Ivan Ristić

ComputerWeekly has just published my opinion on the forthcoming changes to the Computer Misuse Act (CMA). From the article:

The most recent changes to the Computer Misuse Act will give power to prosecute those who help or enable others to commit computer crime. While I am very supportive of this addition, I am also in great fear of this change and its consequences - the amendments are so vaguely worded that they will instantly turn security researchers into criminals once they come into force later this year.

If you are new to the story you'll find more facts in my previous post: Changes to British law target criminals, but affect the entire security industry.

The CMA seems to be intentionally written to be ambiguous in order to cover all sorts of activities, including the legitimate ones, leaving it to prosecutors to decide what is crime and what isn't. Frankly, I think that is ludicrous.

No one disputes that we need to be able to prosecute all criminal activities, but we shouldn't be destroying the innocent people's lifes in the process. Good intentions only count before laws are passed. Afterwards, laws just have lives of their own.

Back in 2006, at a computer security panel at Infosecurity London, I found myself criticising the proposed changes to the Computer Misuse Act (CMA), which would essentially outlaw any tool or information that could be used to assist in computer crime. Two years later things are pretty much as they were, and the changes are expected to become effective in England some time this year. They are already in effect in Scotland. There's been an attempt late last year, by the Crown Prosecution Service (CPS), to clear things up by releasing the promised Guidance to Prosecutors, but that did not help (see here and here, with additional coverage at Heise Security).

The key proposed addition in reads as follows (a marked-up copy of the changes is available, courtesy of Clive Feather):

3A Making, supplying or obtaining articles for use in offence under section 1 or 3

1. A person is guilty of an offence if he makes, adapts, supplies or offers to supply any article intending it to be used to commit, or to assist in the commission of, an offence under section 1 or 3.
2. A person is guilty of an offence if he supplies or offers to supply any article believing that it is likely to be used to commit, or to assist in the commission of, an offence under section 1 or 3.
3. A person is guilty of an offence if he obtains any article with a view to its being supplied for use to commit, or to assist in the commission of, an offence under section 1 or 3.
4. In this section “article” includes any program or data held in electronic form.
5. A person guilty of an offence under this section shall be liable—
   • on summary conviction in England and Wales, to imprisonment for a term not exceeding 12 months or to a fine not exceeding the statutory maximum or to both;
   • on summary conviction in Scotland, to imprisonment for a term not exceeding six months or to a fine not exceeding the statutory maximum or to both;
   • on conviction on indictment, to imprisonment for a term not exceeding two years or to a fine or to both.

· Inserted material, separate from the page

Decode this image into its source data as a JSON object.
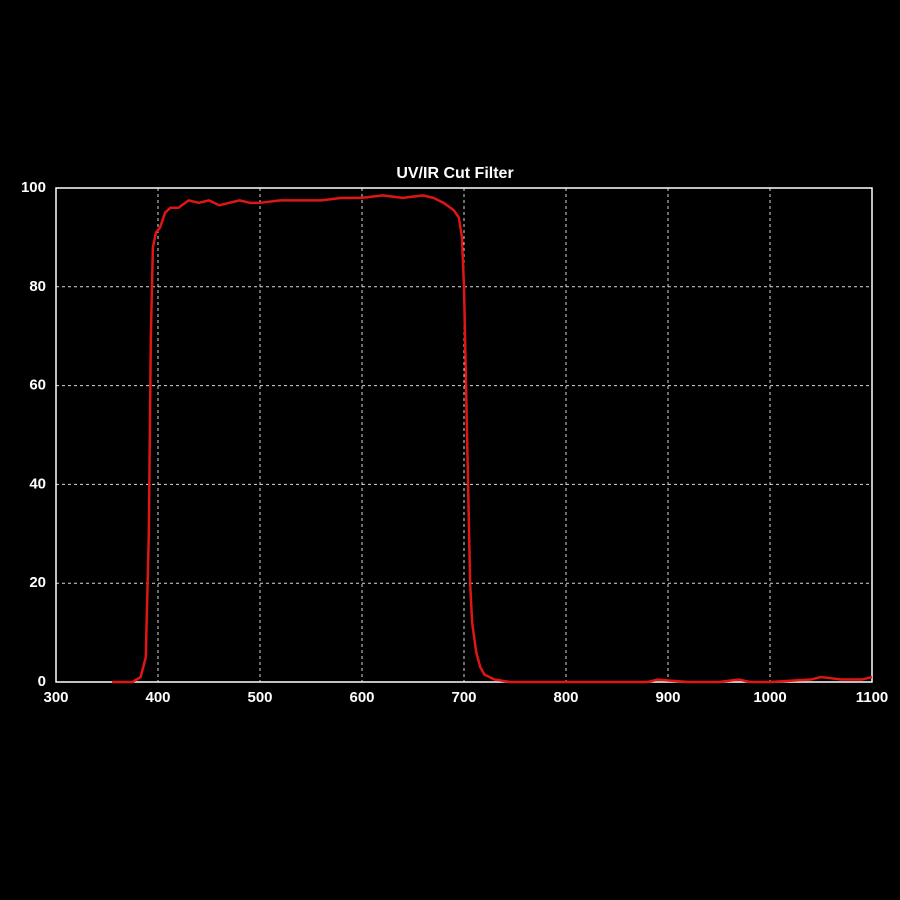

The main issue is the ambiguity of the word likely in "[...] likely to be used to commit, or to assist in the commission of, and offence [...]", which effectively criminalises a large number of security professionals who are just doing their jobs.

As any computer security professional will tell you, criminals use essentially the same articles (tools, books, papers and sources of information) as those in charge of making things secure. Making the articles illegal is not going to stop the criminals from using them—they will be too busy committing the actual offences to care—it will just push the articles underground and out of the reach of the good guys. I am guessing the intention of the proposed changes is to reduce the availability of such "dangerous" stuff by restricting the distribution channels. That, however, is a pointless exercise, as it cannot possibly succeed.

A much bigger problem is that the new law leaves too much to interpretation. The risk is just too high: do you want to be in a position to defend your actions in front of a jury that will almost certainly fail to understand the subject matter? Even if you are successful in your defence, such an event will require significant financial resources, disrupt your life, cause you and your family endless pain, and most certainly kill your career.

What are the possible outcomes?

Possession it not likely to be criminalised (from the Guidance: "[...] does not criminalise possession per se unless an intent to use it to commit one of the other offences in section 1 or 3 CMA can be shown.") so it will probably still be safe to research computer security in private, but exchanging information with others might become dangerous. With the threat of persecution hanging over their heads, most people in the UK are likely to stop publicly discussing what they know.

Full disclosure—no matter what you think of it—will be criminalised, but it won't go away. Those who believe will continue to release vulnerability information, but they will likely take precautions to keep their identities secret.

Tool authors will have a choice to make. If they don't change their distribution practices they will risk becoming a target of investigation and, possibly, prosecution. The Guidance seems to imply the safe way to distribute the tools is via a vetted list of computer security professionals. This is not feasible for most tool writers as they cannot afford the overhead of such a process. On top of that, even if such practices are followed, there is still no guarantee that you won't be persecuted. Each case will be reviewed on its own merits. Thus the alternatives—ending further development or moving the tools underground—seem far more likely.